Asymptotic analysis of boundary layer correctors in periodic homogenization

This paper is devoted to the asymptotic analysis of boundary layers in periodic homogenization. We investigate the behaviour of the boundary layer corrector, defined in the half-space $\Omega_{n,a}:=\{y\cdot n-a>0\}$, far away from the boundary and prove the convergence towards a constant vector field, the boundary layer tail. This problem happens to depend strongly on the way the boundary $\partial\Omega_{n,a}$ intersects the underlying microstructure. Our study complements the previous results obtained on the one hand for $n\in\mathbb R\mathbb Q^d$, and on the other hand for $n\notin\mathbb R\mathbb Q^d$ satisfying a small divisors assumption.

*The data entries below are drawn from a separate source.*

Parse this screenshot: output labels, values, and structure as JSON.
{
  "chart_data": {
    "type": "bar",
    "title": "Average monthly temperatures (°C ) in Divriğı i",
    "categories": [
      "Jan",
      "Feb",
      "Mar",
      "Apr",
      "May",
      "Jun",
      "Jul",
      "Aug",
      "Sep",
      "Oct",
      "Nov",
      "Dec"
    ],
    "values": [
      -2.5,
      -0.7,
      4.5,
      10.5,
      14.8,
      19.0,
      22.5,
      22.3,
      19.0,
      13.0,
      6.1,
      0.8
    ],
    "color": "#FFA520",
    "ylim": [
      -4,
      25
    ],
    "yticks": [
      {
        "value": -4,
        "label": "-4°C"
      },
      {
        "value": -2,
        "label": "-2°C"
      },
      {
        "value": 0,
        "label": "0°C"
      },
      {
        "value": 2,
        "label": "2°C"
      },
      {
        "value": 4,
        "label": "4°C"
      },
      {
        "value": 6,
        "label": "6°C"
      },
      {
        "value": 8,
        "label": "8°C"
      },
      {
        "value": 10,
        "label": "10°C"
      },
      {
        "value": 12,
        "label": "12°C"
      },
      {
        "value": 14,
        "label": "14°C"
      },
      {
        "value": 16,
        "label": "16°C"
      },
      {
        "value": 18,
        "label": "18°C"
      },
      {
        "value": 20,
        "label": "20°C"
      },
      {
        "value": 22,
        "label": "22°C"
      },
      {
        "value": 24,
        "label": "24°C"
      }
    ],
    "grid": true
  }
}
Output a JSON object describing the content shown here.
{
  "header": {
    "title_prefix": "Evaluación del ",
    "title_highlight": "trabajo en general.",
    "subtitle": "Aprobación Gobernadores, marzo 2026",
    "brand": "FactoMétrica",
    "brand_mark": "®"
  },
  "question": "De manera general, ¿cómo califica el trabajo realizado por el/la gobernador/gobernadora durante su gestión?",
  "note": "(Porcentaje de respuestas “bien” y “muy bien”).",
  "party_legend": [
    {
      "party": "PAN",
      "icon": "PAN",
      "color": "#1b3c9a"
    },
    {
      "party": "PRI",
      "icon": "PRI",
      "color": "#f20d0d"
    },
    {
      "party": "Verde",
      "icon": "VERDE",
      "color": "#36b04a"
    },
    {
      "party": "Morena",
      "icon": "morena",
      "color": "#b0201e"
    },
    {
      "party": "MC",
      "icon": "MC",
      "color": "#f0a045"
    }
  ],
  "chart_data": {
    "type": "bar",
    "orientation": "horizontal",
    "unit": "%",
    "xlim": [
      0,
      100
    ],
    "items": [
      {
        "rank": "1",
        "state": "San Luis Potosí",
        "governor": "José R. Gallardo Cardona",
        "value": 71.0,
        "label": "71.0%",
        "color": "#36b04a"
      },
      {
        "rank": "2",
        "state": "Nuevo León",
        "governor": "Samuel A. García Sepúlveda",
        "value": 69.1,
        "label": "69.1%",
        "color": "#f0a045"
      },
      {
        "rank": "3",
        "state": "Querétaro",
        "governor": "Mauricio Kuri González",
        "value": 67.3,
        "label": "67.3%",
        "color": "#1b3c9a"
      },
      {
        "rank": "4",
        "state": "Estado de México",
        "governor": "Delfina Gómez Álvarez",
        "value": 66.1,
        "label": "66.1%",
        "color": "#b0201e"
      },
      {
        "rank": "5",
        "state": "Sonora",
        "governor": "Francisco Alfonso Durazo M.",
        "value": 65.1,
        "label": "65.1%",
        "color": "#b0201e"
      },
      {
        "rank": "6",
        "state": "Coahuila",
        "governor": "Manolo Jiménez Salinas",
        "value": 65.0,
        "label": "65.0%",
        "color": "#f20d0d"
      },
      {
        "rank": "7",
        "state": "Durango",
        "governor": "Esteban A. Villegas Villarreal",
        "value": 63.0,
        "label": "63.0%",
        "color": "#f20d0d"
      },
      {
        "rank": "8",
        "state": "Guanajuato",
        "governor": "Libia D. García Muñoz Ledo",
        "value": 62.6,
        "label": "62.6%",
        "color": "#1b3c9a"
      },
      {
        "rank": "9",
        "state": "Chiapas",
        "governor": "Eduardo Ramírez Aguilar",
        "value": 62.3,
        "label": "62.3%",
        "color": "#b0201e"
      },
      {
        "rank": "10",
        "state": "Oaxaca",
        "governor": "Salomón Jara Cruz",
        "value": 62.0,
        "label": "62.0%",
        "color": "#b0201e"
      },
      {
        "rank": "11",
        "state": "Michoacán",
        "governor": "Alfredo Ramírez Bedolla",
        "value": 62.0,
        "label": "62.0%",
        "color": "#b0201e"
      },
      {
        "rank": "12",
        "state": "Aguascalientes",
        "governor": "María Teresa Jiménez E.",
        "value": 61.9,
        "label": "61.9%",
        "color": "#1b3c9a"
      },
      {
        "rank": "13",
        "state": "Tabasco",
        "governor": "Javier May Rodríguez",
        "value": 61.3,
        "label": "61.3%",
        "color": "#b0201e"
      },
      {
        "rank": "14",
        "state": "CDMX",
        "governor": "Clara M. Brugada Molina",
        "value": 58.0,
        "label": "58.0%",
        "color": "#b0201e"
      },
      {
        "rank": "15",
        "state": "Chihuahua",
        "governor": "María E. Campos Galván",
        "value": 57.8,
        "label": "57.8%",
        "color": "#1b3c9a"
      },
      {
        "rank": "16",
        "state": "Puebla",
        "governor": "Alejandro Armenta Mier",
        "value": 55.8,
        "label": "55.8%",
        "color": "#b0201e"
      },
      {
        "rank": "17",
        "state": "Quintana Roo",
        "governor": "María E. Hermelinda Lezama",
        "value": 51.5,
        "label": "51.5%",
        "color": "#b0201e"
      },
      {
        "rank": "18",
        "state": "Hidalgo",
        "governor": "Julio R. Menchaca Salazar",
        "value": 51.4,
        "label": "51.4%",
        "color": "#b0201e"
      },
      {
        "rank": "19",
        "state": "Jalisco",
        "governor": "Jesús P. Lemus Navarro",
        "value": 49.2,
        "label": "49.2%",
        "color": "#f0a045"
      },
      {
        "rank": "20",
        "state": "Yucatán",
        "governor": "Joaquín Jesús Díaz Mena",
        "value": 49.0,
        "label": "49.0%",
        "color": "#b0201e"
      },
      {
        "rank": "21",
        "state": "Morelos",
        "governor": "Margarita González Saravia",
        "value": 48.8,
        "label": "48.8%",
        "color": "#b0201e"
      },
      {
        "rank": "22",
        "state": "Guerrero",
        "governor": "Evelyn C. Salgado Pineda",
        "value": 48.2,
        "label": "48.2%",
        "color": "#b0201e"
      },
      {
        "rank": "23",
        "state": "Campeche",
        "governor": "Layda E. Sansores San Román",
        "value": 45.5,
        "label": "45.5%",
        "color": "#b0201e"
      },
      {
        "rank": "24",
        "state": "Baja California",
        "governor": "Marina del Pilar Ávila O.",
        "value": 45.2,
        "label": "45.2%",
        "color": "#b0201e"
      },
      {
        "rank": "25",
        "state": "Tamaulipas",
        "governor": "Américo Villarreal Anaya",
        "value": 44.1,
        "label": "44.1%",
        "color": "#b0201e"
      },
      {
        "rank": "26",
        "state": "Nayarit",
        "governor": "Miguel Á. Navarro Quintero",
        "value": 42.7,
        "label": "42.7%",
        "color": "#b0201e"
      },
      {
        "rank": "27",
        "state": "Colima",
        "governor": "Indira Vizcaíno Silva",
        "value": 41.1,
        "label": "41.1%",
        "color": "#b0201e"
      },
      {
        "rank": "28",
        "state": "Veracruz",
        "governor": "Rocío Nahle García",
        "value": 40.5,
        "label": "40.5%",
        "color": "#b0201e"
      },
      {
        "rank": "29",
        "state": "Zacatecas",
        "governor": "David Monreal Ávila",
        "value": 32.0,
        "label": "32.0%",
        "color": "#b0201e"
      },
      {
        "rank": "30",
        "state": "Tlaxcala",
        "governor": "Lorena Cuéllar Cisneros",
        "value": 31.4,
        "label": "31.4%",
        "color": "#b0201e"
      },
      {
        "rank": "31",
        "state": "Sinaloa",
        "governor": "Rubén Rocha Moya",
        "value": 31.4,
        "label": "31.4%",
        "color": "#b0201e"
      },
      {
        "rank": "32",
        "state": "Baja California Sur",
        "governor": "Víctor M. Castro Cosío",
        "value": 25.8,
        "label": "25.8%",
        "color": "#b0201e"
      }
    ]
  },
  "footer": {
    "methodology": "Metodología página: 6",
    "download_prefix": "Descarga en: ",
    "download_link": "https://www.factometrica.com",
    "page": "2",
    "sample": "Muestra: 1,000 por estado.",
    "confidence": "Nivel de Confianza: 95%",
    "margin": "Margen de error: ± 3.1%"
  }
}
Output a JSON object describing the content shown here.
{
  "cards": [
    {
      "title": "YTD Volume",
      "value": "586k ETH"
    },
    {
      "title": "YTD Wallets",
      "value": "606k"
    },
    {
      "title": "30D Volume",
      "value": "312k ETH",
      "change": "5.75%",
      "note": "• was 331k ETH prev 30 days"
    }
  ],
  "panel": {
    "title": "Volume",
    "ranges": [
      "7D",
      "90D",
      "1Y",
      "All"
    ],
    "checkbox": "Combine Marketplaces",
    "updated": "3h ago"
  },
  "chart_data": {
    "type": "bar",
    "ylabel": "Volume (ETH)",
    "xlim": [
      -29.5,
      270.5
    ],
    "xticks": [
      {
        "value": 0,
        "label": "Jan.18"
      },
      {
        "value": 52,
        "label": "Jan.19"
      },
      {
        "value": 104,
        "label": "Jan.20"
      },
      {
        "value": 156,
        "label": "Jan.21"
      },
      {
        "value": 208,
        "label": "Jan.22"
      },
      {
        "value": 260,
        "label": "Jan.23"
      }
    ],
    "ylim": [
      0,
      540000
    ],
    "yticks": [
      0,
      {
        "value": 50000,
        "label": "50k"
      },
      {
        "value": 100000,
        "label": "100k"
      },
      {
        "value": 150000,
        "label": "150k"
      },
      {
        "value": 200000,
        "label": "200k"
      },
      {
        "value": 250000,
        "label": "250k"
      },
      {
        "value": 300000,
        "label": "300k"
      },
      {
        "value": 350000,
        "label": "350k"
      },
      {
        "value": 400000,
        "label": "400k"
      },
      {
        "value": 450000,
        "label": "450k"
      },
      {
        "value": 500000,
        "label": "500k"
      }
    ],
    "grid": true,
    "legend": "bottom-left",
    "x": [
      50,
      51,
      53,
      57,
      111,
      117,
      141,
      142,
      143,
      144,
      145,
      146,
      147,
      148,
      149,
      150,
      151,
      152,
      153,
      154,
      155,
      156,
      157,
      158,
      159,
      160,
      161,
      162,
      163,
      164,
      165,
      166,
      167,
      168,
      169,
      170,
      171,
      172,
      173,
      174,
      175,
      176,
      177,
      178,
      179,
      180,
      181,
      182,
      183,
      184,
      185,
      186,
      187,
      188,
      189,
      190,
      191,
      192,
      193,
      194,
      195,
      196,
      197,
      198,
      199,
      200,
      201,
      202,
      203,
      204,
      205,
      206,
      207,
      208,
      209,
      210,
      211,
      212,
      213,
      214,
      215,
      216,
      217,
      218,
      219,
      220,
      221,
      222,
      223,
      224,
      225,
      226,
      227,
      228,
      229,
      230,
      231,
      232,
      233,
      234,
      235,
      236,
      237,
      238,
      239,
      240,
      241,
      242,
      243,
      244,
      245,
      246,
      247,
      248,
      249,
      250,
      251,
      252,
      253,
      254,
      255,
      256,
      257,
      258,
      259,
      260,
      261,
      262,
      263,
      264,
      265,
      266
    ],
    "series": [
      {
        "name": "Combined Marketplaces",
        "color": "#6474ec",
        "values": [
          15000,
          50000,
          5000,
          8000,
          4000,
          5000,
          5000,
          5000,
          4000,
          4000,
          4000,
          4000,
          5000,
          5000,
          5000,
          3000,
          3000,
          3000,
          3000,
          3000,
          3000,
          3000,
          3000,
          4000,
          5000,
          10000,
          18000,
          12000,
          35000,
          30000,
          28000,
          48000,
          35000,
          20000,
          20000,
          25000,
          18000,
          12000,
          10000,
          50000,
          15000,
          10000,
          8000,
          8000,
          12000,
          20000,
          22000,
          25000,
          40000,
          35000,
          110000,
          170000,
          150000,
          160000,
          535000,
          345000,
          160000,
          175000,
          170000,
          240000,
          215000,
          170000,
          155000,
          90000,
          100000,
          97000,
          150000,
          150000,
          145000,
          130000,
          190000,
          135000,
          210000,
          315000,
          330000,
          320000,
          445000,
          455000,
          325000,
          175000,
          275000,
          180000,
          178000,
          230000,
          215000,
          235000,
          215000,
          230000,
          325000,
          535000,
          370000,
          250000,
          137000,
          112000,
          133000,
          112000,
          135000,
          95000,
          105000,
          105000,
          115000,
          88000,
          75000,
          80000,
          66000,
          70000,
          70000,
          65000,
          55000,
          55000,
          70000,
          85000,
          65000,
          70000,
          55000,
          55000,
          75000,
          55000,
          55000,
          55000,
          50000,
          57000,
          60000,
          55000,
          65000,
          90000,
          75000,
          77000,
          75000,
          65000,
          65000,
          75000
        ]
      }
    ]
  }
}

We tackle the case of arbitrary $n\notin\mathbb R\mathbb Q^d$ using ergodicity of the boundary layer along $\partial\Omega_{n,a}$. Moreover, we get an asymptotic expansion of Poisson's kernel $P=P(y,\tilde{y})$, associated to the elliptic operator $-\nabla\cdot A(y)\nabla\cdot$ and $\Omega_{n,a}$, for $|y-\tilde{y}|\rightarrow\infty$. Finally, we show that, in general, convergence towards the boundary layer tail can be arbitrarily slow, which makes the general case very different from the rational or the small divisors one.